Xi’s language is meant to “prepare the market for an outcome below 5 per cent” and by doing so head off any risk, added Ding.
After meeting its full-year growth target of “around 5 per cent” in 2023 after China’s economy expanded by 5.2 per cent, aided by a lower base in 2022, Beijing became more determined to achieve this year’s target of again “around 5 per cent”, using the term “an auspicious beginning” to describe the 5.3 per cent growth in the first quarter
However, with lower-than-expected growth figures in the second quarter, China’s consumption, investment and property sectors have continued to weaken.

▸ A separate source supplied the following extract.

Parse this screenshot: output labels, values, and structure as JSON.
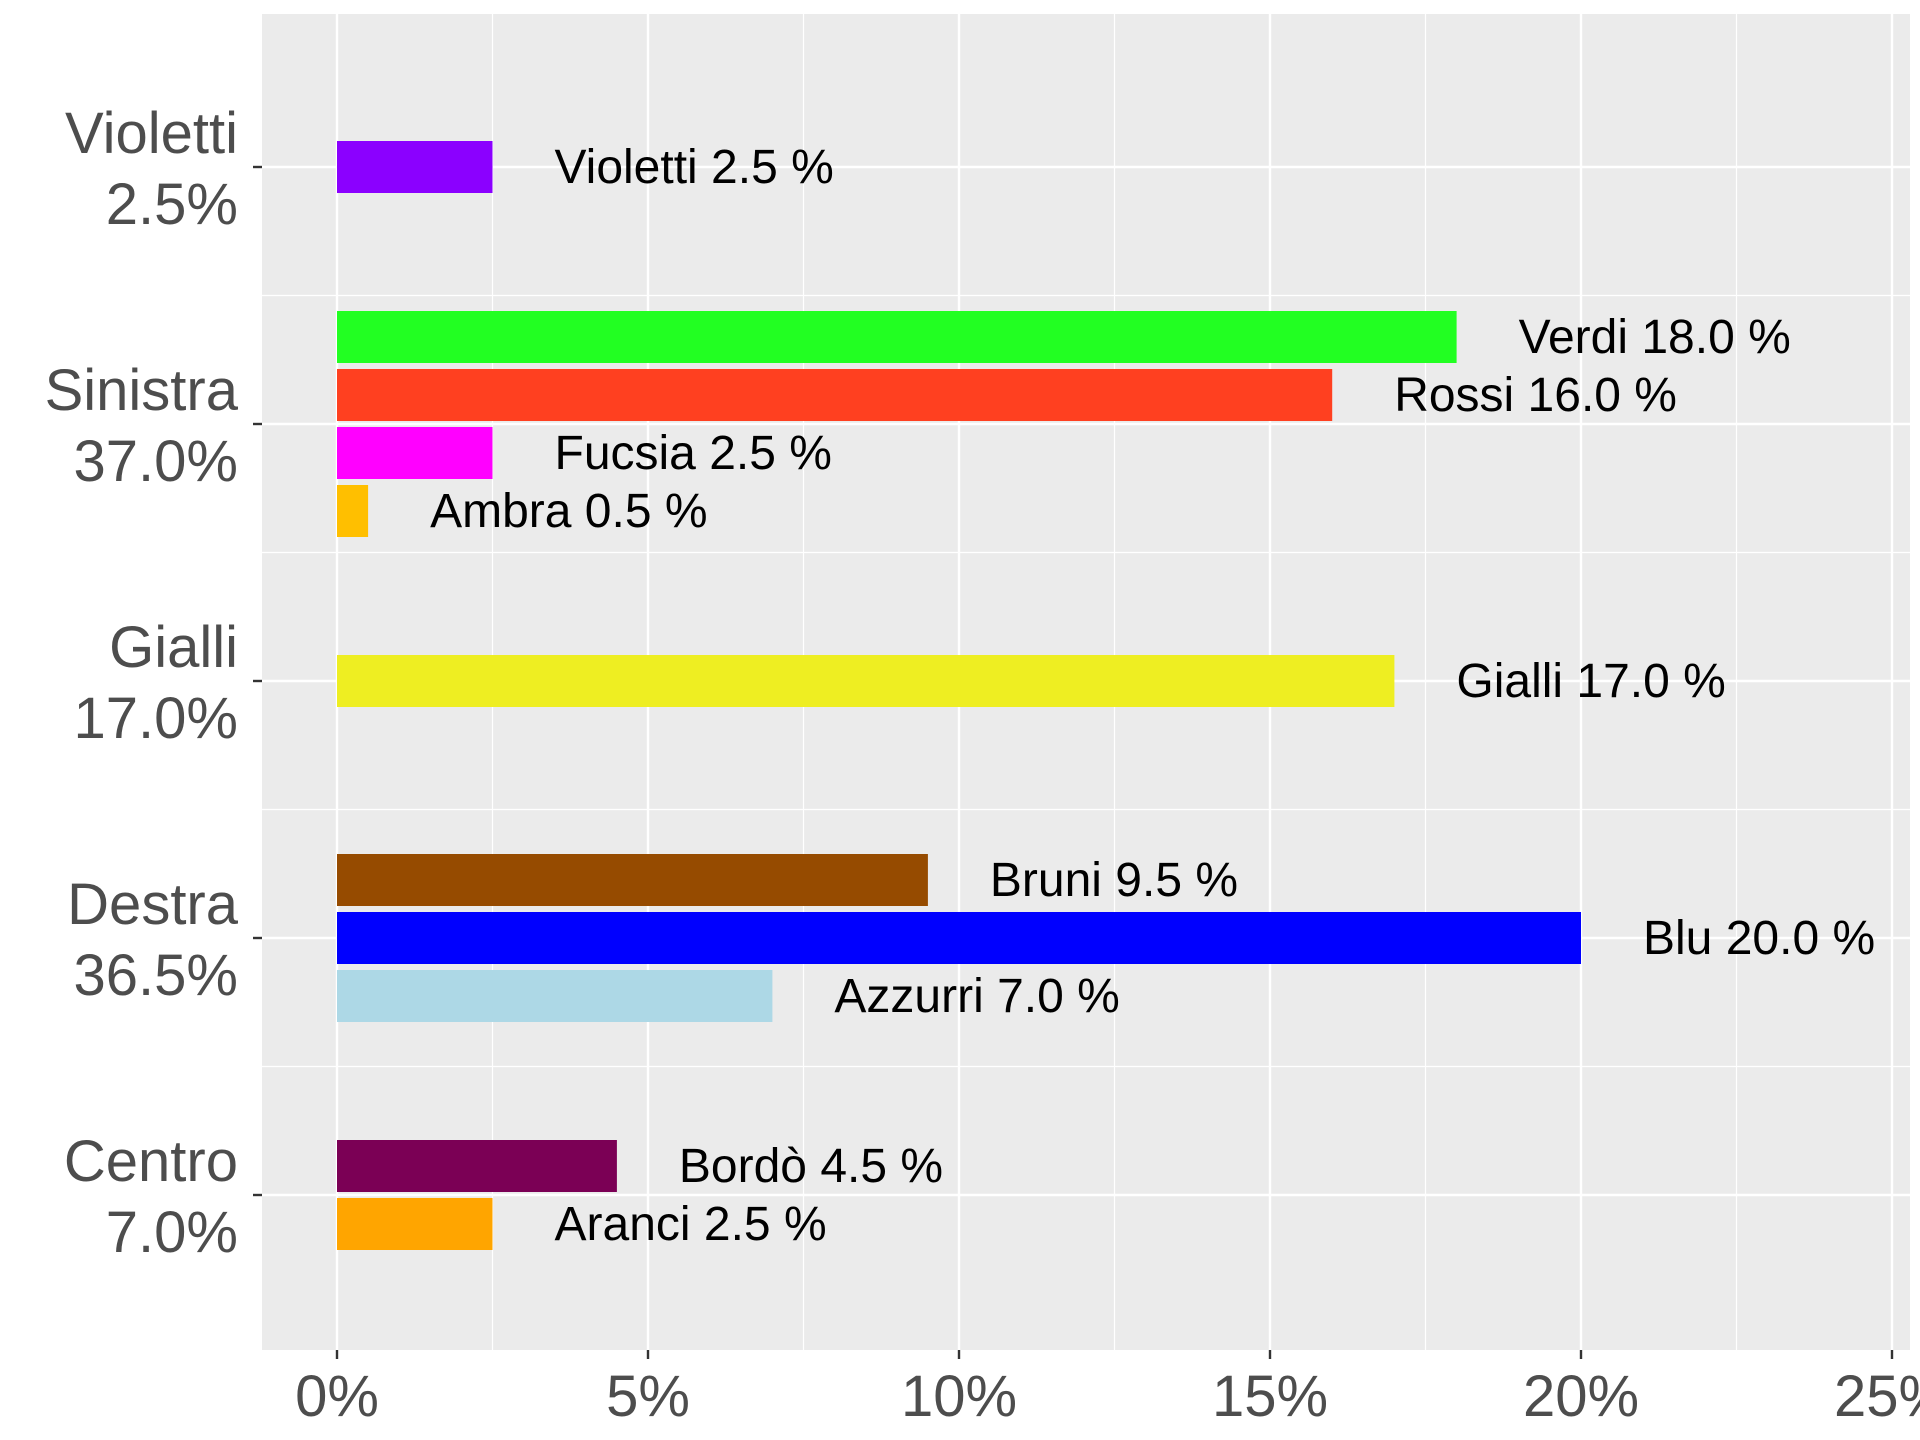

Meanwhile, the export sector, which Beijing previously leveraged, is facing increasing trade friction despite exports rising by 8.7 per cent year on year in August.
Mary Lovely, a senior fellow at the Peterson Institute for International Economics, said China lacked sufficient policy tools to help meet its annual economic growth target.
Lovely said apart from sentiment among consumers, producers and the housing sector, local governments have also been slow to utilise their new ability to engage in bond-financed spending due to limited options for raising revenue.
“Further monetary easing will have little effect on spending if people feel that tomorrow’s economy will be worse than today’s economy,” she said.
“Many Chinese economists urge the government to take further action in the short term.”
The People’s Bank of China cut its seven-day reverse repo rate in July, while the issuance of local government special bonds surged by 67 per cent from the previous month in August, according to Yicai Global.
But the cooling of domestic and external growth engines is presenting greater challenges for Beijing, leading many financial institutions to lower their GDP forecasts.
UBS lowered its forecast for China’s real GDP growth in 2024 from 4.9 per cent to 4.6 per cent, while Nomura Securities has predicted 4.5 per cent growth this year. Bank of America, meanwhile, also cut its estimate from 5 per cent to 4.8 per cent.